You are right in principle but off in magnitude. When I referred to cycles I did not mean frequency or pitch (a vibration rate), but rather to the total number of cycles of vibration without regard to how long that took. That's what I was interested in, and the Wiki Commons plots you borrowed show how you work this out.
In electronics engineering we usually use Q in resonant circuits to predict this. Q is the amount of energy at the start of the cycle divided by the portion of that energy that is lost by end of a cycle. Your equations use a different measure of the loss factor called zeta (ζ). It is the ratio of the loss that you actually have per cycle to the loss per cycle that produces critical damping, the minimum level of loss that prevents ringing.
What I did was replicate the Wiki Commons plot in Excel so I could change zeta to different values. The first plot is the lower ζ=0.3 plot which is the lower plot in Wiki Commons illustration, but with the time scale widened. The next is ζ=0.1, same as the upper Wiki Commons plot. I then went on to give you ζ=0.03 and ζ=0.01 so you can see that as the loss factor gets smaller the ringing cycles take longer and longer to decay.
Take a listen to the tuning forks in this You Tube video
. You can hear they sustain for a number of seconds before they lose much volume. From that example, if I suppose a tuning fork tuned to A above middle C (440 cps) takes 5 seconds to lose half its magnitude, then it has a zeta value of about ζ=0.00005. My last two plots show what this looks like on both the same scale as the first plots and then on a much wider scale of cycles.

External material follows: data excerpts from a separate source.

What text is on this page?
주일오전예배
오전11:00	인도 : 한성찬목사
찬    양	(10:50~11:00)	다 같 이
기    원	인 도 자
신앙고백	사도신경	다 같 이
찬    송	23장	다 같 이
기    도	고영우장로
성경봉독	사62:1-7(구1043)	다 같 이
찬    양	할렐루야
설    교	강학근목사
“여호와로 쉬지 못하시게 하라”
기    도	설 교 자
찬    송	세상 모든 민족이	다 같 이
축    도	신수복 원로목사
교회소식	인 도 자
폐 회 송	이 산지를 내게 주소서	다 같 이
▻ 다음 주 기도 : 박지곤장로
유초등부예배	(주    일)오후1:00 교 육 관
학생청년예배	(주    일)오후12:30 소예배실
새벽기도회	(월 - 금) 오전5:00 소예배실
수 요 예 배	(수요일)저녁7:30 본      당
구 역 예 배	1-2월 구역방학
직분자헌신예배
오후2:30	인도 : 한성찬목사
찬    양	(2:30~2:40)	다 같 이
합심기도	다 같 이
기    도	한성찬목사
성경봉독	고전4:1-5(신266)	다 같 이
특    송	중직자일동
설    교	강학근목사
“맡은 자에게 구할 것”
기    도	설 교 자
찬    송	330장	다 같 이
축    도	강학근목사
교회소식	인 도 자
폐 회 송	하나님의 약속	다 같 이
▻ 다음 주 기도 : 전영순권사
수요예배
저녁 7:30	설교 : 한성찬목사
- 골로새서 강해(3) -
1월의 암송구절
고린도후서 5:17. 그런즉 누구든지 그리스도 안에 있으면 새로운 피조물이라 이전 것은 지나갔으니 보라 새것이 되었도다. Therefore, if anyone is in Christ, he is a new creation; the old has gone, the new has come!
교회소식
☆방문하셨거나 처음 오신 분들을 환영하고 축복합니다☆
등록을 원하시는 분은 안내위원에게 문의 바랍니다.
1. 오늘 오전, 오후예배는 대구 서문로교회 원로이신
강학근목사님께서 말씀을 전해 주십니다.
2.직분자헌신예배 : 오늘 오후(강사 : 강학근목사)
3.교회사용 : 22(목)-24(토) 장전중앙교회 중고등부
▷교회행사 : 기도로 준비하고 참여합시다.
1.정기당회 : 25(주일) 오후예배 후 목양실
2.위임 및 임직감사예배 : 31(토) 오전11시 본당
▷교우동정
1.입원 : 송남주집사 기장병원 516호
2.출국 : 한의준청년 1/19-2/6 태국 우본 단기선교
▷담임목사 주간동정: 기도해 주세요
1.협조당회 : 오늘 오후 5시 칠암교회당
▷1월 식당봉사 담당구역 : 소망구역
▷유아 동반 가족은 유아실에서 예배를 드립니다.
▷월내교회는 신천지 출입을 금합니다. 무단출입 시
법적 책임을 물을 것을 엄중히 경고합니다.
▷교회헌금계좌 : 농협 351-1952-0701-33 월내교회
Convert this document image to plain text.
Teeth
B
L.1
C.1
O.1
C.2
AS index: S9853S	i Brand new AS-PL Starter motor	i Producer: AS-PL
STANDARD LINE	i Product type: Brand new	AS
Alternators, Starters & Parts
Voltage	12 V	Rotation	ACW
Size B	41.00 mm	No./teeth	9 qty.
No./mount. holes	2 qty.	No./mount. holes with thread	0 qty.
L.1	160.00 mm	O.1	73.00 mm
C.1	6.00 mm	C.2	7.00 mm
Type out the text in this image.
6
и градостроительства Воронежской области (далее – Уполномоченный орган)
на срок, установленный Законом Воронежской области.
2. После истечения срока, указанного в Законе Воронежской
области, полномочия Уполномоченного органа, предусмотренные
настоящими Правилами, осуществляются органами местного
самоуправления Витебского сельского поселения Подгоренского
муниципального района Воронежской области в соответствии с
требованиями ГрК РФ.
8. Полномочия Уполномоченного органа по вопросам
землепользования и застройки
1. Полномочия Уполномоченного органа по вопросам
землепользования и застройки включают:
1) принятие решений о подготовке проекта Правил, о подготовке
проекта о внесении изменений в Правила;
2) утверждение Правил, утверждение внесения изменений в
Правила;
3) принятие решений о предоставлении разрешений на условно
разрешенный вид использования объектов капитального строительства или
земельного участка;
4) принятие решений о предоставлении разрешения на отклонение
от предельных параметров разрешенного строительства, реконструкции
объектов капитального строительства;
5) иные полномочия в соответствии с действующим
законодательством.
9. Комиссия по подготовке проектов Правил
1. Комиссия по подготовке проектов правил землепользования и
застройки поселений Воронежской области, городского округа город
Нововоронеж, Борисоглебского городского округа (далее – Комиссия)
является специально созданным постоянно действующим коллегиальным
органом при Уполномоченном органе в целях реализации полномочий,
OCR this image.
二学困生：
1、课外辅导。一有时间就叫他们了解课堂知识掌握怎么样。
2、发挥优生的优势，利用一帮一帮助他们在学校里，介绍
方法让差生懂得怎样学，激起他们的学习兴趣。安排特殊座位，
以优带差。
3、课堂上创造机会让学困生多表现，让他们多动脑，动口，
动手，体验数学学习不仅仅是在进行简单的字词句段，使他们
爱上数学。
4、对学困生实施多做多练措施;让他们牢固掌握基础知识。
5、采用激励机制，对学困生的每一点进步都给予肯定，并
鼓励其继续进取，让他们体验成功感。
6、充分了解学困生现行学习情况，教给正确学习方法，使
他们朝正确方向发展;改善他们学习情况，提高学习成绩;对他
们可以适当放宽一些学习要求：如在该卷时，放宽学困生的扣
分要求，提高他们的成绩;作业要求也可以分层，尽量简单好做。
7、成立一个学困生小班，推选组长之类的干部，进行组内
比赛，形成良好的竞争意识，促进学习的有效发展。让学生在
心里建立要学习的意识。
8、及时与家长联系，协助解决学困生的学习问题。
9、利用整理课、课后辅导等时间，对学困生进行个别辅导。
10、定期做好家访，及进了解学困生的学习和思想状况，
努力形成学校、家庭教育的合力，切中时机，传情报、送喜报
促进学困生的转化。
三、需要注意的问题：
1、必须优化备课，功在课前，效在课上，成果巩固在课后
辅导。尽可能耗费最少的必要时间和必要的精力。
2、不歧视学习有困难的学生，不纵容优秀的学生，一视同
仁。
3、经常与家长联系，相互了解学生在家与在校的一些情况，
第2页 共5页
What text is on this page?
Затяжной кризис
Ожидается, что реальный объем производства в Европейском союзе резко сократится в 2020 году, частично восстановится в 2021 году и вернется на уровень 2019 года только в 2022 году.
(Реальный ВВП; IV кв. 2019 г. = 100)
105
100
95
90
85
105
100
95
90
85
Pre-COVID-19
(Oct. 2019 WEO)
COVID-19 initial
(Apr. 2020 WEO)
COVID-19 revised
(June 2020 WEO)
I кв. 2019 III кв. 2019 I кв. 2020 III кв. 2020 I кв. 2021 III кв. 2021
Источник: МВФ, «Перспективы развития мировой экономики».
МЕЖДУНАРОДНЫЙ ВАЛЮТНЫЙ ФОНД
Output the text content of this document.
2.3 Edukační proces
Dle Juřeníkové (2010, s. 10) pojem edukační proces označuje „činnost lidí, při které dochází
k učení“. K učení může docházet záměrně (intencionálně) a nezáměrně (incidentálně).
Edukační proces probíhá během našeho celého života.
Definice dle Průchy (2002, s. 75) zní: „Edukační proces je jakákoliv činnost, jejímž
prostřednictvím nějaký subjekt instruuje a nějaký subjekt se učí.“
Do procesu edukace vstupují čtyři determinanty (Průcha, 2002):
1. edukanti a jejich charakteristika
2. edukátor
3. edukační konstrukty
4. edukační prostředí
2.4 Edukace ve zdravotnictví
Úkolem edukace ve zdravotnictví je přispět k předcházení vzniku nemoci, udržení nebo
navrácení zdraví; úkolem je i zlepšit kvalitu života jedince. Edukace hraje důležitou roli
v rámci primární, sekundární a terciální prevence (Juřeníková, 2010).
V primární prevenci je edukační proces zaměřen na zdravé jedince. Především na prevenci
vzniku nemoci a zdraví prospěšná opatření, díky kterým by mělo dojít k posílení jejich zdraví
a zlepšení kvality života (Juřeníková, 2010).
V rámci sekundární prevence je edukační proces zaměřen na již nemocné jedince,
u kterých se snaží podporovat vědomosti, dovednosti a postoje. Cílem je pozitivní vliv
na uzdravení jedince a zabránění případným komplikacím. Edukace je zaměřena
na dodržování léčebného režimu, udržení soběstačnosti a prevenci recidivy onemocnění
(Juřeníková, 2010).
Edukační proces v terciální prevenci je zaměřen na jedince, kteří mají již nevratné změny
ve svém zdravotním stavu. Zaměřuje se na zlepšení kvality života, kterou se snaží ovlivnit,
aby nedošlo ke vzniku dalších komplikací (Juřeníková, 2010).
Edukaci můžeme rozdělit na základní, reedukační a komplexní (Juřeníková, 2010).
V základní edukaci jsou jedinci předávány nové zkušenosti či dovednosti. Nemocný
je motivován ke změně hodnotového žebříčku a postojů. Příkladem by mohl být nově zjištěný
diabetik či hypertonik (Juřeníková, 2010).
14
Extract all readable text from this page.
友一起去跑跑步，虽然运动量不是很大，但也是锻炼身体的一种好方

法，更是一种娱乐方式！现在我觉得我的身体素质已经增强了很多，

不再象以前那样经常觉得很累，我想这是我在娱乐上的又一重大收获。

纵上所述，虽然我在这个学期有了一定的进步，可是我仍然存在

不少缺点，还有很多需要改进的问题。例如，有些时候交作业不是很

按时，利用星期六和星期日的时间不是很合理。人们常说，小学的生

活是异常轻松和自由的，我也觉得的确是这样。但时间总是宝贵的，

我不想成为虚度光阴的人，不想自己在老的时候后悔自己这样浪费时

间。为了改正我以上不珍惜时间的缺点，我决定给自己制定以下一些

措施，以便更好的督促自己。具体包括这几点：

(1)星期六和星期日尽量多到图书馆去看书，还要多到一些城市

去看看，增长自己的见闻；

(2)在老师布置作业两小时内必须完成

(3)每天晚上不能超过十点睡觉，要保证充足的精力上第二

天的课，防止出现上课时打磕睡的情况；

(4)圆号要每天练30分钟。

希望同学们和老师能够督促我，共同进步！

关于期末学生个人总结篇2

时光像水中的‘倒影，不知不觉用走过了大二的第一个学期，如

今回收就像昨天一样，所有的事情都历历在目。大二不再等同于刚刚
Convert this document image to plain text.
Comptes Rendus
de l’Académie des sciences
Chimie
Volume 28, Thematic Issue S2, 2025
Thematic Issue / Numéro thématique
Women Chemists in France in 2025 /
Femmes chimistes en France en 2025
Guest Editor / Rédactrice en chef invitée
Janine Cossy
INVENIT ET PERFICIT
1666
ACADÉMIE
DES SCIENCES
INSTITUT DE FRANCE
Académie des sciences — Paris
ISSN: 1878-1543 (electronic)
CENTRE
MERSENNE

As we both mentioned previously, the barrel steel is softer and won't ring as long, but keep in mind that a brass bell is softer than barrel steel and it still rings pretty well. Maybe only a fifth as long as the tuning forks. My expectation is the barrel steel won't be any worse than that, though I'd have to check on it. The bottom line is I expect loss in magnitude to be only a few percent by the time the bullet exits, and not major losses in magnitude.